To which I must remind them, there were no contemporary writers documenting Noah’s ark. It was an oral history put on animal skins much later. Noah didn’t write his story. Supposedly Moses wrote it, but that’s up for grabs based on scholarly work. Go read Genesis and see how long it takes you to get to Moses. Moses wrote stories generations after, long after the Jews were enslaved by the Egyptians … after the Egyptians had built a GREAT empire. Surely it was a thousand years (bible time) after Noah and god destroyed all of humanity.
I can’t write about yesterday without embellishment or screwing something up, let alone what I did on Tuesday morning of last week. How were people, who were way more ignorant than they are now, writing in languages most people don’t understand, expected to be understood today?

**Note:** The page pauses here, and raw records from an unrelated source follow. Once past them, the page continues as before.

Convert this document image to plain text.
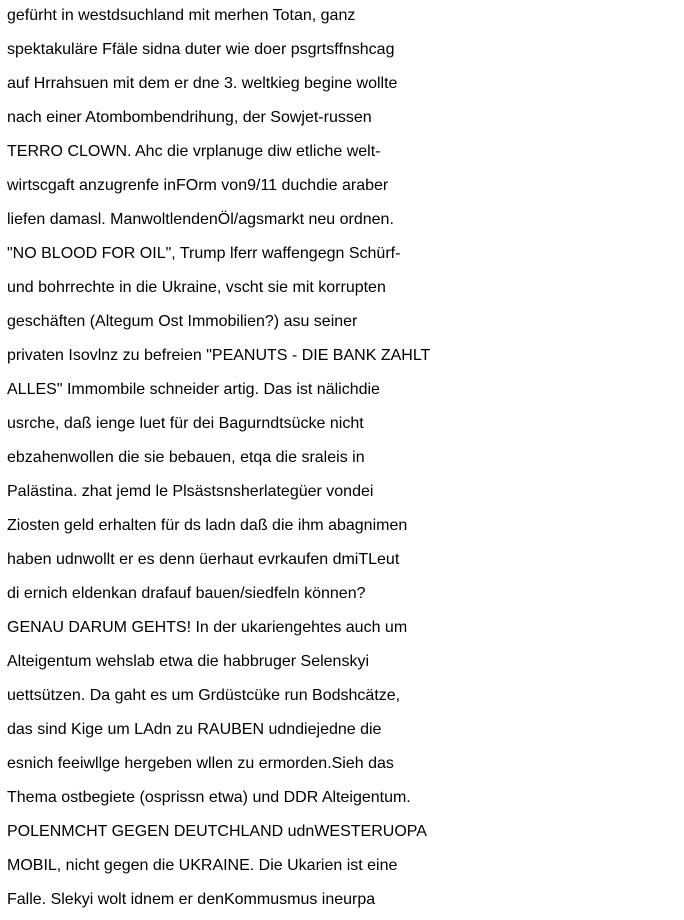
gefürht in westdsuchland mit merhen Totan, ganz
spektakuläre Ffäle sidna duter wie doer psgrtsffnshcag
auf Hrrahsuen mit dem er dne 3. weltkieg begine wollte
nach einer Atombombendrihung, der Sowjet-russen
TERRO CLOWN. Ahc die vrplanuge diw etliche welt-
wirtscgaft anzugrenfe inFOrm von9/11 duchdie araber
liefen damasl. ManwoltlendenÖl/agsmarkt neu ordnen.
"NO BLOOD FOR OIL", Trump lferr waffengegn Schürf-
und bohrrechte in die Ukraine, vscht sie mit korrupten
geschäften (Altegum Ost Immobilien?) asu seiner
privaten Isovlnz zu befreien "PEANUTS - DIE BANK ZAHLT
ALLES" Immombile schneider artig. Das ist nälichdie
usrche, daß ienge luet für dei Bagurndtsücke nicht
ebzahenwollen die sie bebauen, etqa die sraleis in
Palästina. zhat jemd le Plsästsnsherlategüer vondei
Ziosten geld erhalten für ds ladn daß die ihm abagnimen
haben udnwollt er es denn üerhaut evrkaufen dmiTLeut
di ernich eldenkan drafauf bauen/siedfeln können?
GENAU DARUM GEHTS! In der ukariengehtes auch um
Alteigentum wehslab etwa die habbruger Selenskyi
uettsützen. Da gaht es um Grdüstcüke run Bodshcätze,
das sind Kige um LAdn zu RAUBEN udndiejedne die
esnich feeiwllge hergeben wllen zu ermorden.Sieh das
Thema ostbegiete (osprissn etwa) und DDR Alteigentum.
POLENMCHT GEGEN DEUTCHLAND udnWESTERUOPA
MOBIL, nicht gegen die UKRAINE. Die Ukarien ist eine
Falle. Slekyi wolt idnem er denKommusmus ineurpa
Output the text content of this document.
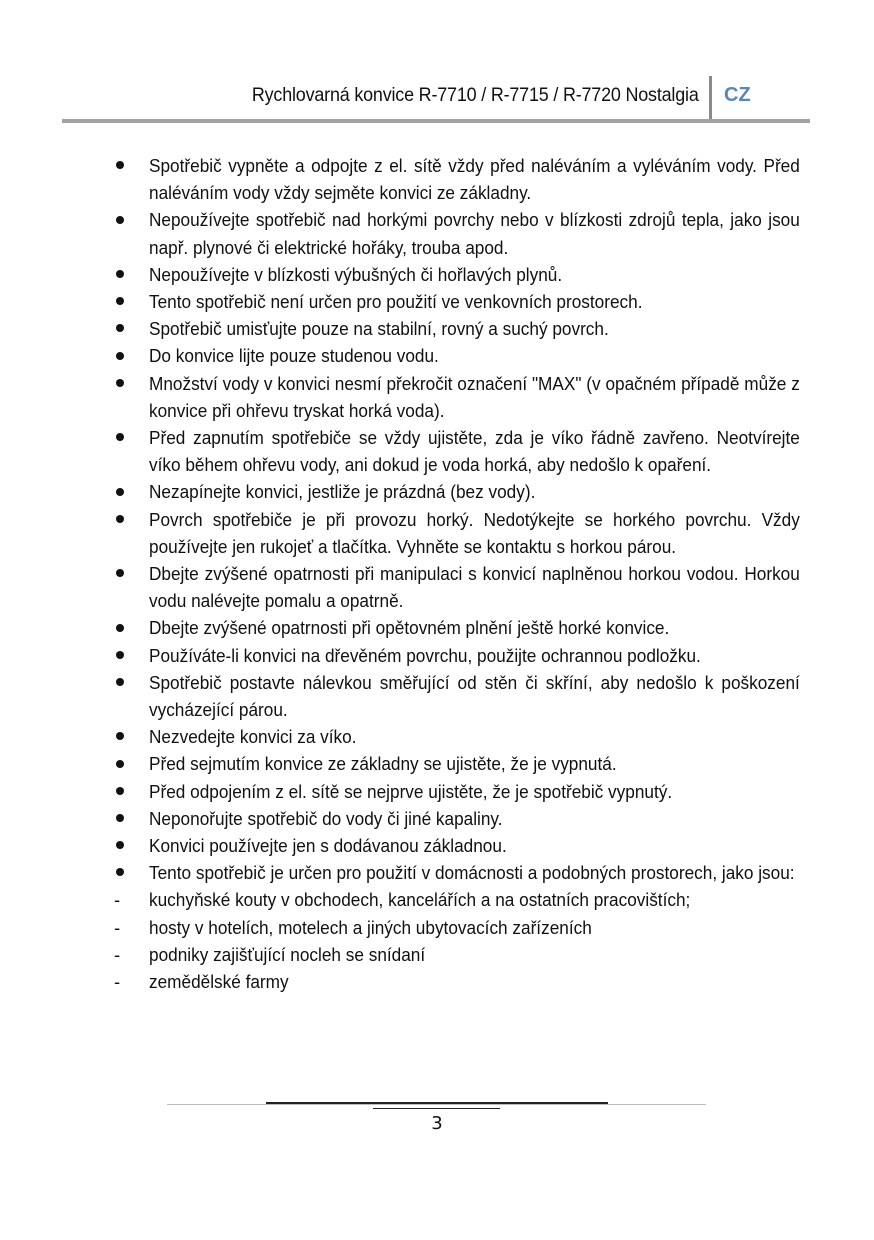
Rychlovarná konvice R-7710 / R-7715 / R-7720 Nostalgia CZ
Spotřebič vypněte a odpojte z el. sítě vždy před naléváním a vyléváním vody. Před naléváním vody vždy sejměte konvici ze základny.
Nepoužívejte spotřebič nad horkými povrchy nebo v blízkosti zdrojů tepla, jako jsou např. plynové či elektrické hořáky, trouba apod.
Nepoužívejte v blízkosti výbušných či hořlavých plynů.
Tento spotřebič není určen pro použití ve venkovních prostorech.
Spotřebič umisťujte pouze na stabilní, rovný a suchý povrch.
Do konvice lijte pouze studenou vodu.
Množství vody v konvici nesmí překročit označení "MAX" (v opačném případě může z konvice při ohřevu tryskat horká voda).
Před zapnutím spotřebiče se vždy ujistěte, zda je víko řádně zavřeno. Neotvírejte víko během ohřevu vody, ani dokud je voda horká, aby nedošlo k opaření.
Nezapínejte konvici, jestliže je prázdná (bez vody).
Povrch spotřebiče je při provozu horký. Nedotýkejte se horkého povrchu. Vždy používejte jen rukojeť a tlačítka. Vyhněte se kontaktu s horkou párou.
Dbejte zvýšené opatrnosti při manipulaci s konvicí naplněnou horkou vodou. Horkou vodu nalévejte pomalu a opatrně.
Dbejte zvýšené opatrnosti při opětovném plnění ještě horké konvice.
Používáte-li konvici na dřevěném povrchu, použijte ochrannou podložku.
Spotřebič postavte nálevkou směřující od stěn či skříní, aby nedošlo k poškození vycházející párou.
Nezvedejte konvici za víko.
Před sejmutím konvice ze základny se ujistěte, že je vypnutá.
Před odpojením z el. sítě se nejprve ujistěte, že je spotřebič vypnutý.
Neponořujte spotřebič do vody či jiné kapaliny.
Konvici používejte jen s dodávanou základnou.
Tento spotřebič je určen pro použití v domácnosti a podobných prostorech, jako jsou:
-	kuchyňské kouty v obchodech, kancelářích a na ostatních pracovištích;
-	hosty v hotelích, motelech a jiných ubytovacích zařízeních
-	podniky zajišťující nocleh se snídaní
-	zemědělské farmy
3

No one who has played the game of “telephone” disagrees that this is a problem for the story of Noah, or almost all of the bible … well except for believers … who must take everything on faith despite every ounce of information that’s been documented since then. Take these verses for example:
“And without faith it is impossible to please God, because anyone who comes to him must believe that he exists and that he rewards those who earnestly seek him.
“By faith Noah, when warned about things not yet seen, in holy fear built an ark to save his family. By his faith he condemned the world and became heir of the righteousness that comes by faith.” Hebrews 11: 6-7.
Believers are taught through culture and scripture to believe without evidence. Faith is not only a precept but a standard. Without it, the foundation crumbles.
God, who cannot be seen, heard or understood, is not pleased unless you have faith in that which you can’t see. This is what’s frustrating for people like me. You have this supposedly amazing lord of the universe who expects you to spend all your years “knowing” he’s there without any thing greater than faith.
I say, great, have faith. But please don’t reach into disciplines of knowledge that use evidence as a basis. Don’t impose faith on science. Keep faith faith and science science. Otherwise, I can’t help but think you’re as ignorant as I was imposing the bullshit I learned in high school on the science I learned in college and after.
Believe me, you’re not helping your cause.
As for the Noah’s ark discovery, it is most certainly a hoax. It seems that anything religious in nature is hoax ridden these days.